More worrying for Alexander is the venom behind some of the criticism directed at him from his fellow Scottish Liberal Democrat MPs, notably Malcolm Bruce who has accused him of being ‘economically illiterate’ for promoting a move that could cost thousands of jobs in Scotland.  Bruce’s scorn will cut all the more sharply because he represents a constituency – Gordon – at the heart of the oil industry and speaks with the authority of a former editor of the Aberdeen Petroleum Press.

Another Lib Dem critic, Sir Robert Smith, MP for West Aberdeenshire, is the joint vice chair of the UK Offshore Oil and Gas Industry Group.

As reported in the Guardian on Friday, Alexander is now denying reports that he was the originator of the idea while continuing to insist in the face of expert opinion that the levy will have no discernable effect on investment and employment.

Following his attendance alongside Chris Huhne at a ministerial meeting with oil companies, attention may now switch to Alexander’s Scottish Lib Dem colleague Michael Moore, Secretary of State for Scotland.

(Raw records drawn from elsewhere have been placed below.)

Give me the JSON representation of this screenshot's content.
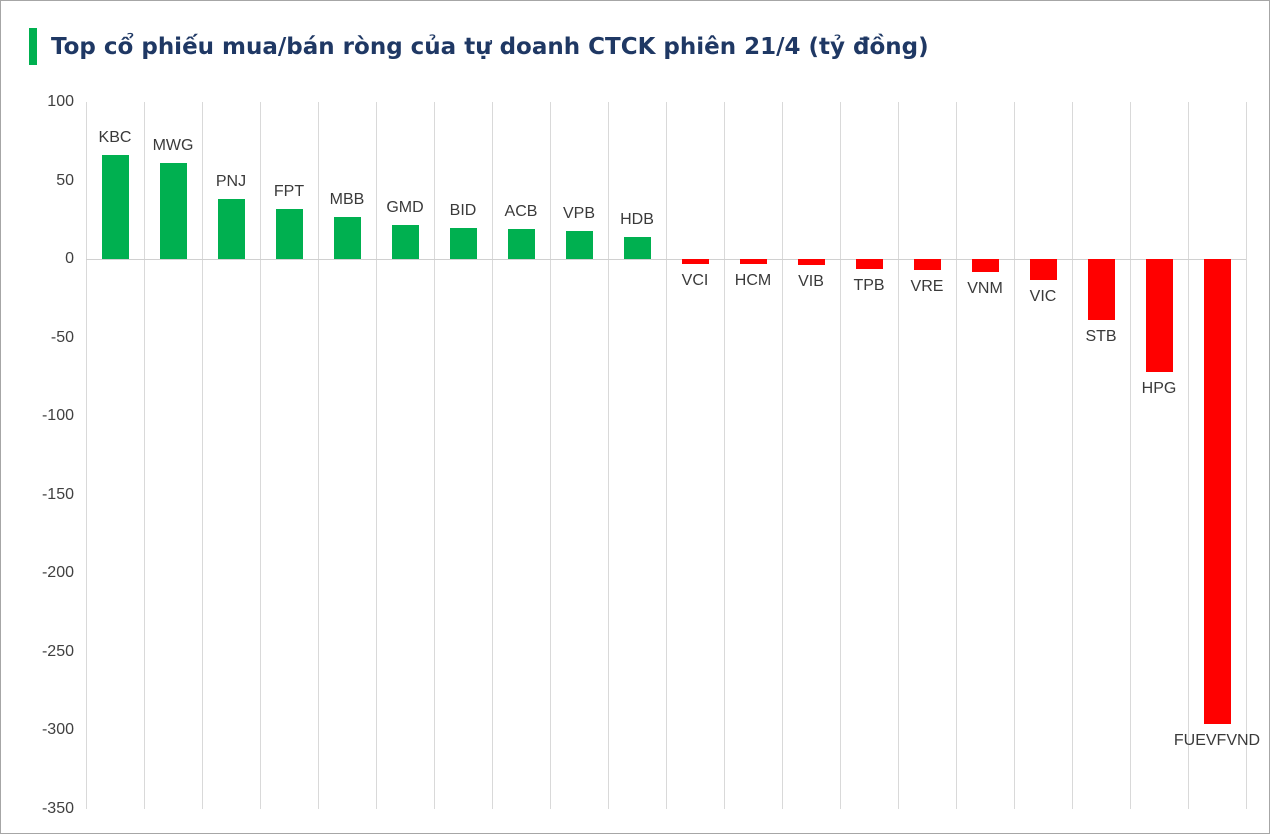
{
  "header": {
    "title": "Top cổ phiếu mua/bán ròng của tự doanh CTCK phiên 21/4 (tỷ đồng)"
  },
  "colors": {
    "positive_bar": "#00B050",
    "negative_bar": "#FF0000",
    "accent_bar": "#00B050",
    "title_text": "#1F3864",
    "gridline": "#D9D9D9",
    "axis_line": "#D0D0D0",
    "label_text": "#3a3a3a",
    "tick_text": "#404040"
  },
  "chart_data": {
    "type": "bar",
    "title": "Top cổ phiếu mua/bán ròng của tự doanh CTCK phiên 21/4 (tỷ đồng)",
    "categories": [
      "KBC",
      "MWG",
      "PNJ",
      "FPT",
      "MBB",
      "GMD",
      "BID",
      "ACB",
      "VPB",
      "HDB",
      "VCI",
      "HCM",
      "VIB",
      "TPB",
      "VRE",
      "VNM",
      "VIC",
      "STB",
      "HPG",
      "FUEVFVND"
    ],
    "values": [
      66,
      61,
      38,
      32,
      27,
      22,
      20,
      19,
      18,
      14,
      -3,
      -3,
      -4,
      -6,
      -7,
      -8,
      -13,
      -39,
      -72,
      -296
    ],
    "xlabel": "",
    "ylabel": "",
    "ylim": [
      -350,
      100
    ],
    "yticks": [
      100,
      50,
      0,
      -50,
      -100,
      -150,
      -200,
      -250,
      -300,
      -350
    ],
    "grid": "vertical-only",
    "legend": "none",
    "bar_color_rule": "positive green, negative red",
    "label_position": "outside-end"
  }
}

The Scotland Secretary’s remit is to promote Scotland’s interest in the UK Government.

Before yesterday Moore’s only public role had been to defend the decision post facto citing the 50 per cent increase in North Sea oil revenues since 2009.  Repeated attempts this week by Newsnet to get the Scotland office to confirm that the Scotland Secretary had been consulted by Treasury Ministers were consistently rebuffed.  The Office’s chief press officer would say only that it would be reasonable to assume that as a cabinet member Moore would have been involved in discussions at some level.

This lack of clarity conflicts with an announcement posted on the Scotland Secretary’s official website that “devolution links” had improved following the nomination by every Whitehall department of a minister “responsible for ensuring that devolution issues are taken into account when the UK Government makes a decision”.  The Minister nominated by the Treasury was Danny Alexander.

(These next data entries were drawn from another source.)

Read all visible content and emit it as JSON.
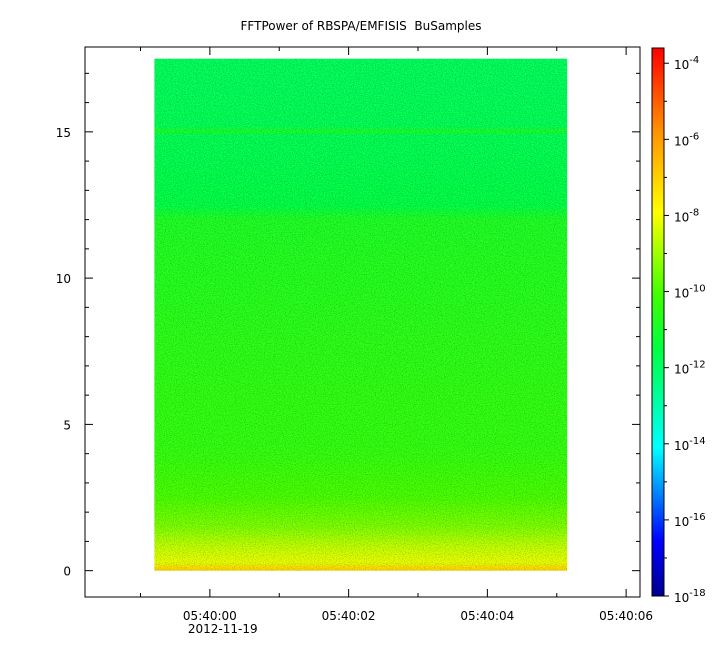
{
  "chart_data": {
    "type": "heatmap",
    "title": "FFTPower of RBSPA/EMFISIS  BuSamples",
    "xlabel": "",
    "ylabel": "",
    "x_ticks": [
      {
        "label": "05:40:00",
        "sub": "2012-11-19",
        "value": 0
      },
      {
        "label": "05:40:02",
        "value": 2
      },
      {
        "label": "05:40:04",
        "value": 4
      },
      {
        "label": "05:40:06",
        "value": 6
      }
    ],
    "x_minor_ticks": [
      -1,
      1,
      3,
      5
    ],
    "xlim": [
      -1.8,
      6.2
    ],
    "y_ticks": [
      {
        "label": "0",
        "value": 0
      },
      {
        "label": "5",
        "value": 5
      },
      {
        "label": "10",
        "value": 10
      },
      {
        "label": "15",
        "value": 15
      }
    ],
    "ylim": [
      -0.9,
      17.9
    ],
    "data_extent": {
      "x": [
        -0.8,
        5.15
      ],
      "y": [
        0,
        17.5
      ]
    },
    "colorbar": {
      "scale": "log",
      "range": [
        -18,
        -3.6
      ],
      "ticks": [
        {
          "mantissa": "10",
          "exp": "-4",
          "value": -4
        },
        {
          "mantissa": "10",
          "exp": "-6",
          "value": -6
        },
        {
          "mantissa": "10",
          "exp": "-8",
          "value": -8
        },
        {
          "mantissa": "10",
          "exp": "-10",
          "value": -10
        },
        {
          "mantissa": "10",
          "exp": "-12",
          "value": -12
        },
        {
          "mantissa": "10",
          "exp": "-14",
          "value": -14
        },
        {
          "mantissa": "10",
          "exp": "-16",
          "value": -16
        },
        {
          "mantissa": "10",
          "exp": "-18",
          "value": -18
        }
      ]
    },
    "power_profile": [
      {
        "y": 0.0,
        "log_power": -7.0
      },
      {
        "y": 0.3,
        "log_power": -8.2
      },
      {
        "y": 0.8,
        "log_power": -8.6
      },
      {
        "y": 1.5,
        "log_power": -9.4
      },
      {
        "y": 2.5,
        "log_power": -10.0
      },
      {
        "y": 4.0,
        "log_power": -10.4
      },
      {
        "y": 8.0,
        "log_power": -10.6
      },
      {
        "y": 12.0,
        "log_power": -10.9
      },
      {
        "y": 12.5,
        "log_power": -11.6
      },
      {
        "y": 14.9,
        "log_power": -11.8
      },
      {
        "y": 15.0,
        "log_power": -11.0
      },
      {
        "y": 15.2,
        "log_power": -11.8
      },
      {
        "y": 17.5,
        "log_power": -11.9
      }
    ]
  }
}
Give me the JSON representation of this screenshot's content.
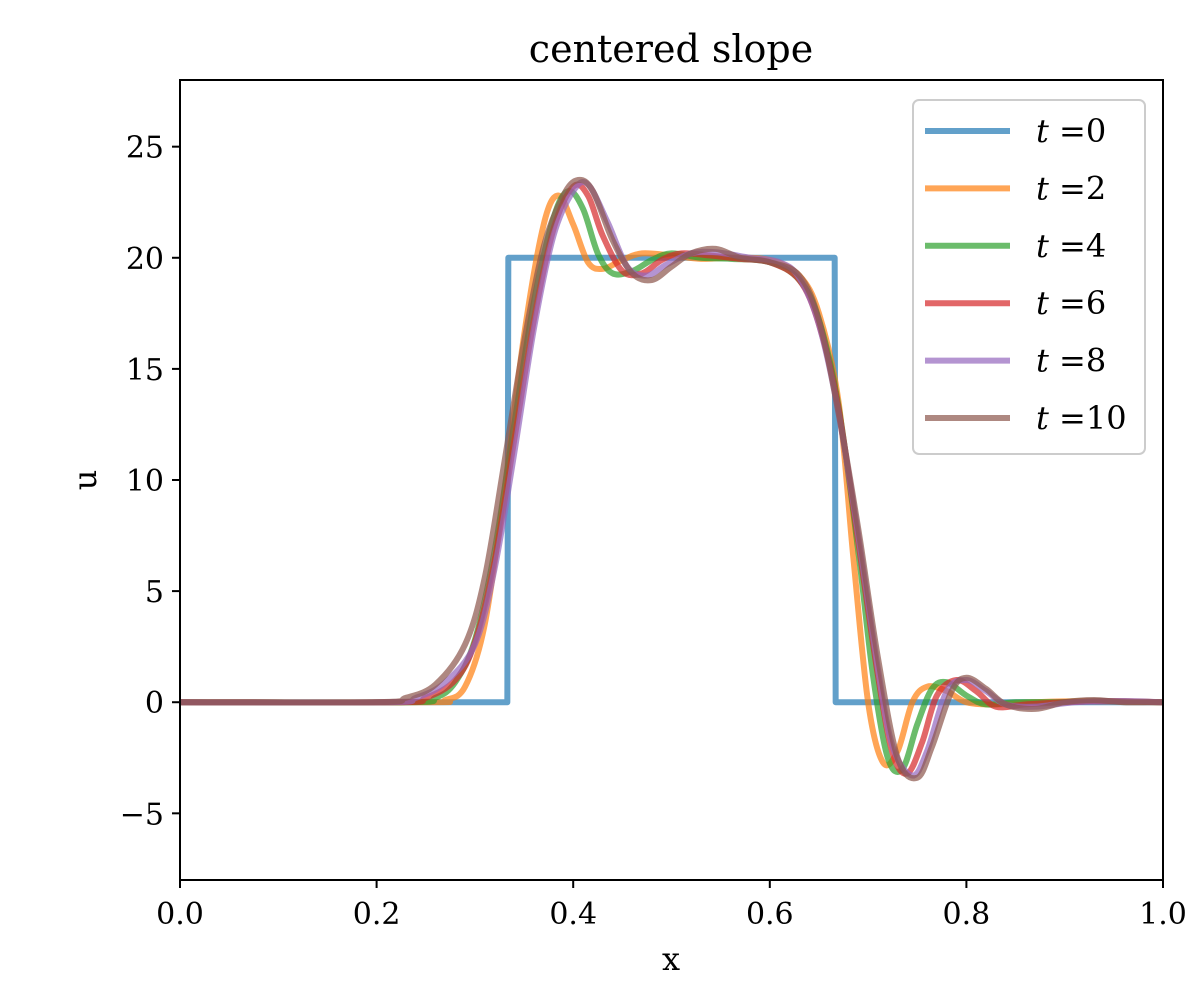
{
  "chart_data": {
    "type": "line",
    "title": "centered slope",
    "xlabel": "x",
    "ylabel": "u",
    "xlim": [
      0.0,
      1.0
    ],
    "ylim": [
      -8,
      28
    ],
    "xticks": [
      0.0,
      0.2,
      0.4,
      0.6,
      0.8,
      1.0
    ],
    "xtick_labels": [
      "0.0",
      "0.2",
      "0.4",
      "0.6",
      "0.8",
      "1.0"
    ],
    "yticks": [
      -5,
      0,
      5,
      10,
      15,
      20,
      25
    ],
    "ytick_labels": [
      "−5",
      "0",
      "5",
      "10",
      "15",
      "20",
      "25"
    ],
    "grid": false,
    "legend_position": "top-right",
    "legend_prefix": "t =",
    "series": [
      {
        "name": "0",
        "color": "#1f77b4",
        "x": [
          0.0,
          0.333,
          0.334,
          0.666,
          0.667,
          1.0
        ],
        "y": [
          0,
          0,
          20,
          20,
          0,
          0
        ]
      },
      {
        "name": "2",
        "color": "#ff7f0e",
        "x": [
          0.0,
          0.25,
          0.27,
          0.29,
          0.31,
          0.33,
          0.35,
          0.37,
          0.385,
          0.4,
          0.415,
          0.43,
          0.45,
          0.47,
          0.5,
          0.53,
          0.56,
          0.6,
          0.63,
          0.65,
          0.67,
          0.685,
          0.7,
          0.715,
          0.73,
          0.745,
          0.76,
          0.78,
          0.8,
          0.83,
          0.87,
          0.92,
          1.0
        ],
        "y": [
          0,
          0,
          0.1,
          0.7,
          3.5,
          9.5,
          16.5,
          21.5,
          22.8,
          21.5,
          19.8,
          19.5,
          19.9,
          20.2,
          20.1,
          19.95,
          20.0,
          19.9,
          19.2,
          17.5,
          13.5,
          6.5,
          0.0,
          -2.7,
          -2.2,
          0.0,
          0.7,
          0.5,
          0.0,
          -0.1,
          0.0,
          0.05,
          0.0
        ]
      },
      {
        "name": "4",
        "color": "#2ca02c",
        "x": [
          0.0,
          0.23,
          0.26,
          0.28,
          0.3,
          0.32,
          0.34,
          0.36,
          0.38,
          0.395,
          0.41,
          0.425,
          0.44,
          0.46,
          0.48,
          0.5,
          0.53,
          0.56,
          0.6,
          0.63,
          0.65,
          0.67,
          0.69,
          0.705,
          0.72,
          0.735,
          0.75,
          0.765,
          0.78,
          0.8,
          0.82,
          0.85,
          0.89,
          0.94,
          1.0
        ],
        "y": [
          0,
          0,
          0.2,
          0.9,
          2.8,
          6.8,
          12.5,
          18.0,
          21.8,
          23.0,
          22.2,
          20.2,
          19.3,
          19.4,
          19.9,
          20.2,
          20.0,
          19.95,
          19.8,
          19.0,
          17.2,
          13.3,
          6.8,
          1.2,
          -2.5,
          -3.0,
          -1.0,
          0.6,
          0.9,
          0.3,
          -0.1,
          0.0,
          0.0,
          0.05,
          0.0
        ]
      },
      {
        "name": "6",
        "color": "#d62728",
        "x": [
          0.0,
          0.22,
          0.25,
          0.28,
          0.3,
          0.32,
          0.34,
          0.36,
          0.38,
          0.4,
          0.415,
          0.43,
          0.45,
          0.47,
          0.49,
          0.51,
          0.54,
          0.57,
          0.6,
          0.63,
          0.65,
          0.67,
          0.69,
          0.71,
          0.725,
          0.74,
          0.755,
          0.77,
          0.79,
          0.81,
          0.83,
          0.86,
          0.9,
          0.95,
          1.0
        ],
        "y": [
          0,
          0,
          0.2,
          1.0,
          2.7,
          6.4,
          11.8,
          17.2,
          21.3,
          23.2,
          22.8,
          21.0,
          19.4,
          19.3,
          19.9,
          20.2,
          20.1,
          19.95,
          19.8,
          19.0,
          17.0,
          13.2,
          7.2,
          1.2,
          -2.3,
          -3.2,
          -1.8,
          0.3,
          1.0,
          0.5,
          -0.2,
          -0.1,
          0.0,
          0.05,
          0.0
        ]
      },
      {
        "name": "8",
        "color": "#9467bd",
        "x": [
          0.0,
          0.21,
          0.24,
          0.27,
          0.3,
          0.32,
          0.34,
          0.36,
          0.38,
          0.4,
          0.415,
          0.435,
          0.455,
          0.475,
          0.495,
          0.52,
          0.545,
          0.58,
          0.61,
          0.63,
          0.65,
          0.67,
          0.69,
          0.71,
          0.725,
          0.745,
          0.76,
          0.78,
          0.8,
          0.82,
          0.84,
          0.87,
          0.91,
          0.96,
          1.0
        ],
        "y": [
          0,
          0,
          0.2,
          0.9,
          2.6,
          6.0,
          11.2,
          16.8,
          21.0,
          23.0,
          23.3,
          21.6,
          19.6,
          19.2,
          19.7,
          20.2,
          20.25,
          20.0,
          19.8,
          19.1,
          17.0,
          13.0,
          7.5,
          1.5,
          -2.0,
          -3.3,
          -2.2,
          0.5,
          1.0,
          0.5,
          -0.1,
          -0.2,
          0.0,
          0.05,
          0.0
        ]
      },
      {
        "name": "10",
        "color": "#8c564b",
        "x": [
          0.0,
          0.2,
          0.23,
          0.26,
          0.29,
          0.31,
          0.33,
          0.35,
          0.37,
          0.39,
          0.405,
          0.42,
          0.44,
          0.46,
          0.48,
          0.5,
          0.52,
          0.545,
          0.57,
          0.6,
          0.63,
          0.65,
          0.67,
          0.69,
          0.71,
          0.73,
          0.75,
          0.765,
          0.785,
          0.8,
          0.82,
          0.84,
          0.87,
          0.9,
          0.93,
          0.96,
          1.0
        ],
        "y": [
          0,
          0,
          0.2,
          0.8,
          2.6,
          5.6,
          10.8,
          16.2,
          20.5,
          22.8,
          23.5,
          23.0,
          20.8,
          19.3,
          19.0,
          19.6,
          20.2,
          20.4,
          20.0,
          19.8,
          19.2,
          17.2,
          13.0,
          7.8,
          2.0,
          -2.5,
          -3.4,
          -2.0,
          0.5,
          1.1,
          0.6,
          -0.1,
          -0.3,
          0.0,
          0.1,
          0.0,
          0.0
        ]
      }
    ]
  }
}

The Scotland Office’s reluctance to confirm that a formal consultation took place reinforces other circumstantial evidence.  Had the Scotland Office been consulted it would have been obliged to seek expert advice.  But neither the Scotland Office nor the Treasury has challenged the complaints of the oil and gas industry’s representative bodies that they were kept completely in the dark, while the Scottish Government – which under the devolution settlement shares responsibility for the North Sea oil industry with the UK government – was evidently ignored.

The embarrassing fact for the champions of the Union is that despite frequently repeated promises by Whitehall to respect the roles and views of the devolved administrations, London’s default mode remains indifference to any ‘peripheral’ interests.  By reserving all major tax powers for Westminster the Calman based Scotland Bill proposals simply entrench that indifference.

If the Treasury’s oil grab lights a slow burning fuse under the Unionists’ preferred constitutional option for Scotland, its implications for the Scottish Liberal Democrats are more immediate.  It represents an abject failure by Scotland’s two sole Cabinet members, in the opening week of a Scottish general election, either to recognise and challenge a threat to a major Scottish economic interest or to use the bargaining power they claim they won as part of the Coalition agreement to extract a proportionate compensation for Scotland.

A firm guarantee that the proposed Green Investment Bank would be based in Scotland with power to raise its own finances could be one step toward such compensation.

The release to the Scottish Government of the £200m Fossil Fuel Fund to help Scotland’s renewables industry could be another.

Anything less is likely to be seen by Scottish opinion as adding insult to injury.